To access the demonstration environment, open your web browser and access https://vagrant1/demo/. You will be warned about a self-signed certificate and should click through the warning.

The URL presents the contents of the ./demo in the Git repo. This is a JSON-driven copy of the application being developed in ./web.

Accessing the Development Environment

To access the development environment, open your web browser and access https://vagrant1/web/. As with the demo app, you will be warned about a self-signed certificate and should click through the warning.

This URL presents the contents of the ./web directory.

The development instance is preloaded with 50 pass IDs.

Enter one of these when promoted to authenticate. For instructions on resetting the list of preloaded IDs, see the Developer's Notes in

Accessing the PHP Adminer interface

To access the MySQL Adminer interface, open your web browser and access https://vagrant1/adminer Use these parameters:

Username: root (or ccdaa) password: 123 database: ccdaa Using MySQL Workbench

To use MySQL Workbench with the VM, the simplest path is probably tunneling through SSH. This example shows the configuration parameters.

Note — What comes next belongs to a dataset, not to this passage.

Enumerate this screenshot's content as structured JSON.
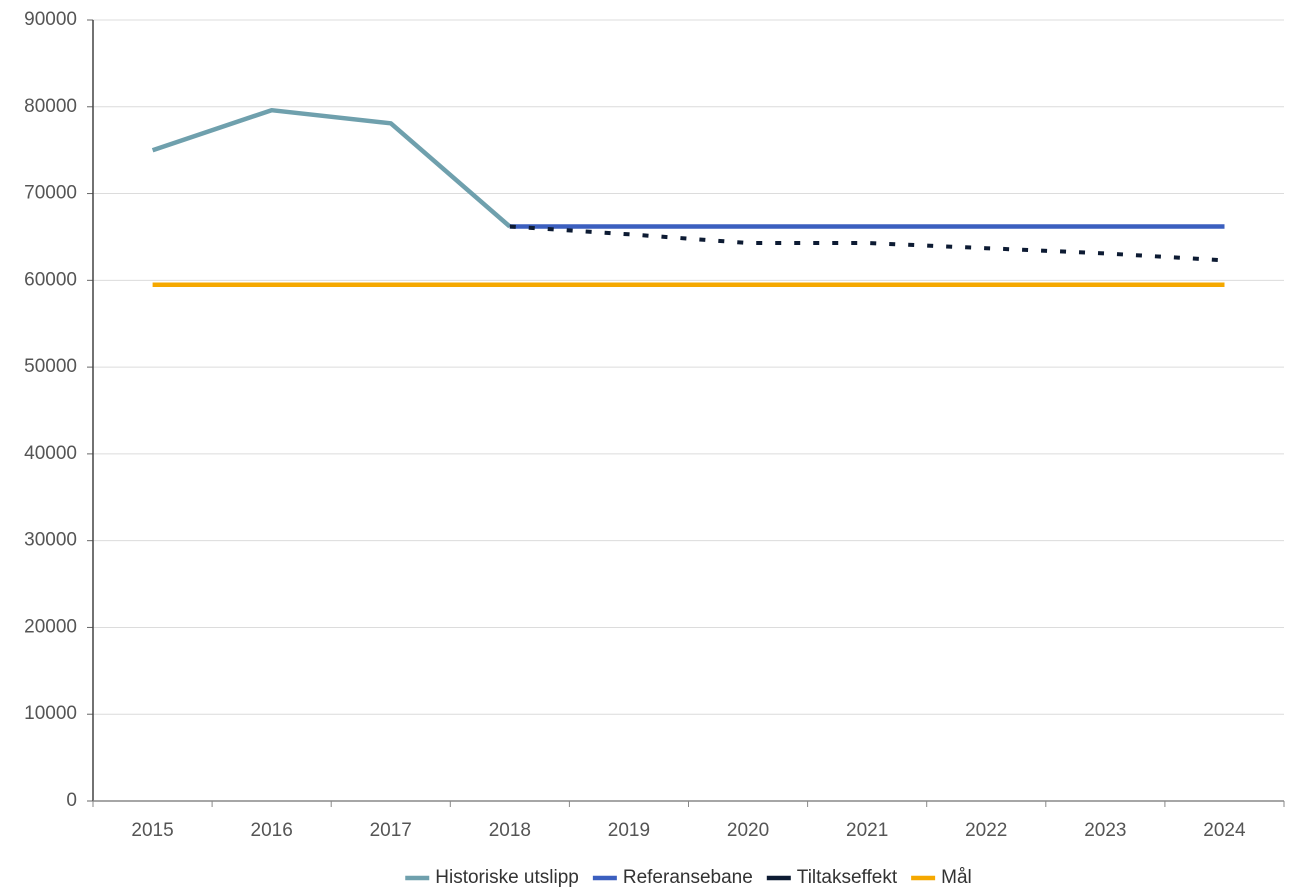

Most importantly, note that the SSH private key file is stored at ./vagrant/puphpet/files/dot/ssh/id_rsa in a Puphpet VM.

MySQL Workbench Configuration

Installation

To install the CCDAA Application and API use Vagrant to deploy a VM to the hosting environment of your choice. The resulting VM can be manually configured (if needed), and saved as an image for use in that environment.

For those electing to do manual installation, see README-install.md

Configuration

This application is configured via the files

api/v1/config.php web/app/config.js See the example configuration files as a starting point for configuration:

api/v1/config.php.example web/app/config.js.example The puphpet scripts that rewrite these files for the development environment are also helpful to understand what needs to be rewritten when deploying the application. See these scripts:

./vagrant/puphpet/files/exec-always/edit-config-js.sh ./vagrant/puphpet/files/exec-always/edit-config-php.sh Extracting Data

To extrcat the survey response data, use the MySQL stored procedure, getResponsesForAll. A mysql client can run the stored procedure like this:

CALL getResponsesForAll() This will return a tab-delimited data file with the fields subject_id, section, question, answer_title, answer_value, free_text, and created_at. These conform to an entity-attribute-value model like this:

entity: subject_id attribute: section, question, answer_title value: answer_value, free_text timestamp: created_at Contributing

This project will be released as an open source application on GitHub in the summer of 2015. Contributors are encouraged to fork the repo, make commits and submit pull requests. Please submit issues using the Github issue system.